Der Papst unterstreiche, dass Kranke ihr Leiden als Zeugnis für andere Menschen verstehen sollten und dass das „Passivsein“ und „Geduldhaben“ sinnvolle Möglichkeiten des Menschseins seien. Dass der Papst daran erinnert, sei wichtig. Der Moraltheologe:

 
„Als kritisches Korrektiv auch gegenüber einem unbegrenzten Leistungsideal, das Menschsein nur dann als würdig und erstrebenswert empfindet, wenn es gesund, leistungsstark und autonom ist. Allerdings würde ich sagen, dieses Zeugnis der Kranken gilt gegenüber ihrer Umgebung insgesamt. In besonderer Weise natürlich auch gegenüber Priestern.
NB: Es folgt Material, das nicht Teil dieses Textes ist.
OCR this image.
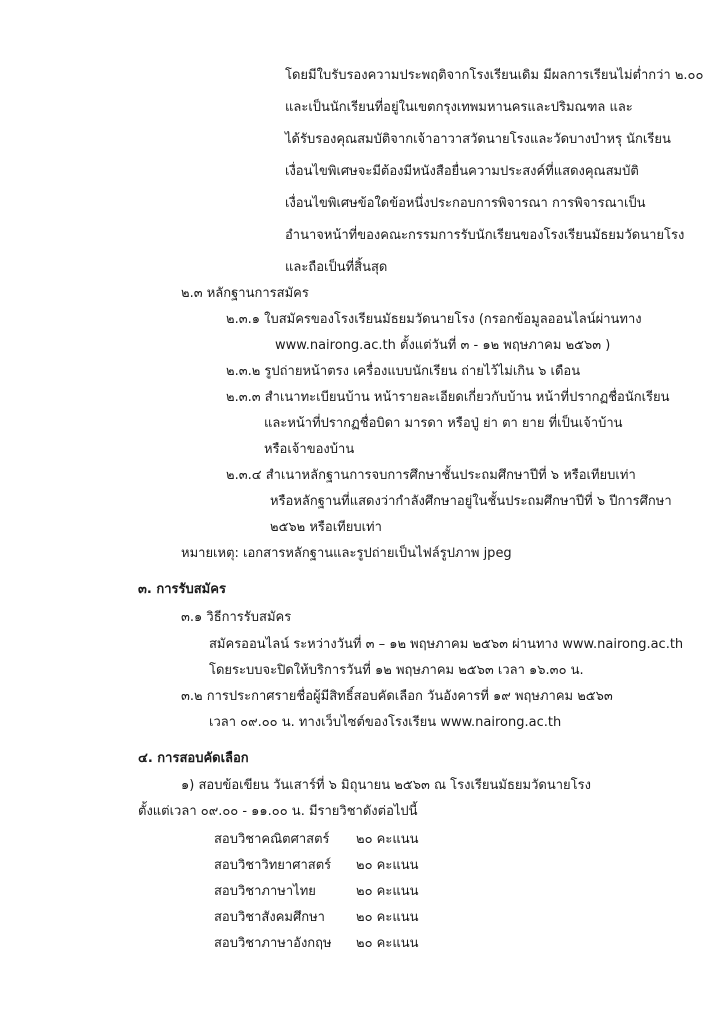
โดยมีใบรับรองความประพฤติจากโรงเรียนเดิม มีผลการเรียนไม่ต่ำกว่า ๒.๐๐
และเป็นนักเรียนที่อยู่ในเขตกรุงเทพมหานครและปริมณฑล และ
ได้รับรองคุณสมบัติจากเจ้าอาวาสวัดนายโรงและวัดบางบำหรุ นักเรียน
เงื่อนไขพิเศษจะมีต้องมีหนังสือยื่นความประสงค์ที่แสดงคุณสมบัติ
เงื่อนไขพิเศษข้อใดข้อหนึ่งประกอบการพิจารณา การพิจารณาเป็น
อำนาจหน้าที่ของคณะกรรมการรับนักเรียนของโรงเรียนมัธยมวัดนายโรง
และถือเป็นที่สิ้นสุด
๒.๓ หลักฐานการสมัคร
๒.๓.๑ ใบสมัครของโรงเรียนมัธยมวัดนายโรง (กรอกข้อมูลออนไลน์ผ่านทาง
www.nairong.ac.th ตั้งแต่วันที่ ๓ - ๑๒ พฤษภาคม ๒๕๖๓ )
๒.๓.๒ รูปถ่ายหน้าตรง เครื่องแบบนักเรียน ถ่ายไว้ไม่เกิน ๖ เดือน
๒.๓.๓ สำเนาทะเบียนบ้าน หน้ารายละเอียดเกี่ยวกับบ้าน หน้าที่ปรากฏชื่อนักเรียน
และหน้าที่ปรากฏชื่อบิดา มารดา หรือปู่ ย่า ตา ยาย ที่เป็นเจ้าบ้าน
หรือเจ้าของบ้าน
๒.๓.๔ สำเนาหลักฐานการจบการศึกษาชั้นประถมศึกษาปีที่ ๖ หรือเทียบเท่า
หรือหลักฐานที่แสดงว่ากำลังศึกษาอยู่ในชั้นประถมศึกษาปีที่ ๖ ปีการศึกษา
๒๕๖๒ หรือเทียบเท่า
หมายเหตุ: เอกสารหลักฐานและรูปถ่ายเป็นไฟล์รูปภาพ jpeg
๓. การรับสมัคร
๓.๑ วิธีการรับสมัคร
สมัครออนไลน์ ระหว่างวันที่ ๓ – ๑๒ พฤษภาคม ๒๕๖๓ ผ่านทาง www.nairong.ac.th
โดยระบบจะปิดให้บริการวันที่ ๑๒ พฤษภาคม ๒๕๖๓ เวลา ๑๖.๓๐ น.
๓.๒ การประกาศรายชื่อผู้มีสิทธิ์สอบคัดเลือก วันอังคารที่ ๑๙ พฤษภาคม ๒๕๖๓
เวลา ๐๙.๐๐ น. ทางเว็บไซต์ของโรงเรียน www.nairong.ac.th
๔. การสอบคัดเลือก
๑) สอบข้อเขียน วันเสาร์ที่ ๖ มิถุนายน ๒๕๖๓ ณ โรงเรียนมัธยมวัดนายโรง
ตั้งแต่เวลา ๐๙.๐๐ - ๑๑.๐๐ น. มีรายวิชาดังต่อไปนี้
สอบวิชาคณิตศาสตร์ ๒๐ คะแนน
สอบวิชาวิทยาศาสตร์ ๒๐ คะแนน
สอบวิชาภาษาไทย	๒๐ คะแนน
สอบวิชาสังคมศึกษา ๒๐ คะแนน
สอบวิชาภาษาอังกฤษ ๒๐ คะแนน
Aber eben nicht exklusiv, sondern gegenüber allen Menschen, die Kranken begegnen und die ihnen in der Weise der Pflege oder des Trostes zugetan sind.“

 
Ein weiterer Konflikt, der sich im Bereich des Gesundheitswesens zu Ungunsten der Kranken, aber auch der Ärzte, zuspitze, liege in der Verteilung knapper medizinischer Güter, so Schockenhoff. Er selbst ist auch Mitglied des Ethikrates in Berlin:

 
„Ein Arzt ist von seinem eigenen Ethos her zunächst verpflichtet, für das Wohl des erkrankten Menschen zu sorgen. Das ist seine Ausrichtung. Und zu dieser Orientierung am Wohlergehen des einzelnen Menschen kommt nun durch den Zwang, wirtschaftlich zu handeln, auch im ärztlichen Tun eine zweite Blickrichtung hinzu: Er muss nämlich gleichzeitig über die Ausnutzung knapper medizinischer Ressourcen entscheiden. Und das kann ein Widerspruch sein und bis zum Gegensatz gehen. Das ist eigentlich mit dem ursprünglichen ärztlichen Ethos unvereinbar.“

 
Während des Wirtschaftswachstums hätten auch im medizinischen Bereich scheinbar unbegrenzte Mittel zur Verfügung gestanden. Im Zuge der jüngsten gesundheitspolitischen Entwicklungen verschärfe sich die Finanzlage für medizinische Behandlungen. Schockenhoff erläutert die Situation der Ärzte:

 
„Dagegen ist so lange nichts einzuwenden, so lange sie dazu angehalten sind, unter zwei gleichrangigen Therapiemöglichkeiten die kostengünstigere zu wählen. Das ist auch aus ethischen Gesichtspunkten zu begrüßen. Denn eine Verschwendung knapper Güter wäre ebenfalls unethisch, weil sie anderen Patienten das vorenthält, was ihnen mehr nützen würde. Eine Schwierigkeit für das ärztliche Handeln ergibt sich aus der verdeckten Rationierung, die wir schon haben.“

Und der Moraltheologe führt aus:

 
„Zum Beispiel durch die Quartalsdeckelung, wo die Mittel zum Quartalsende schon aufgebraucht sind und ein Arzt diese Mittel nur noch in Notfällen überschreiten darf. Oder durch die Kostenpauschale für bestimmte Krankheitsbilder im Krankenhaus. Das kann dazu führen, dass ein Patient, dem vielleicht gemäß seines Krankheitsbildes eine intensivere Untersuchung oder Behandlung zuteil werden müsste, diese nicht bekommt, weil ein Krankenhaus sie nicht über die Pauschale abdecken kann.“

 
Von der Politik verlangt Schockenhoff eine größere Transparenz bei der Priorisierung und Rationalisierung medizinischer Güter. Das könne auch etwas von dem Druck, der auf den Ärzten lastet, nehmen:

 
„Das heißt, die Gesundheitspolitik müsste der Bevölkerung die Gründe erläutern, warum es zu einem höheren Kostendruck kommt. Es wird nicht einfach alles teurer, wie es den Anschein hat, sondern hängt an der demographischen Entwicklung. Die Menschen werden älter, was ja etwas Gutes ist. Aber damit steigt auch die Summe der im Laufe eines Lebens anfallenden Behandlungskosten. Und das Zweite sind die ansteigenden Kosten im Bereich der Arzneimittelforschung. Hier setzten ja auch Einsparungsmaßnahmen an, die verlangen, dass die Versicherungsgemeinschaft nur dann die Kosten für ein neues Medikament übernimmt, wenn dessen medizinischen Zusatznutzen klar erwiesen ist.“

(11.02.2010 vp)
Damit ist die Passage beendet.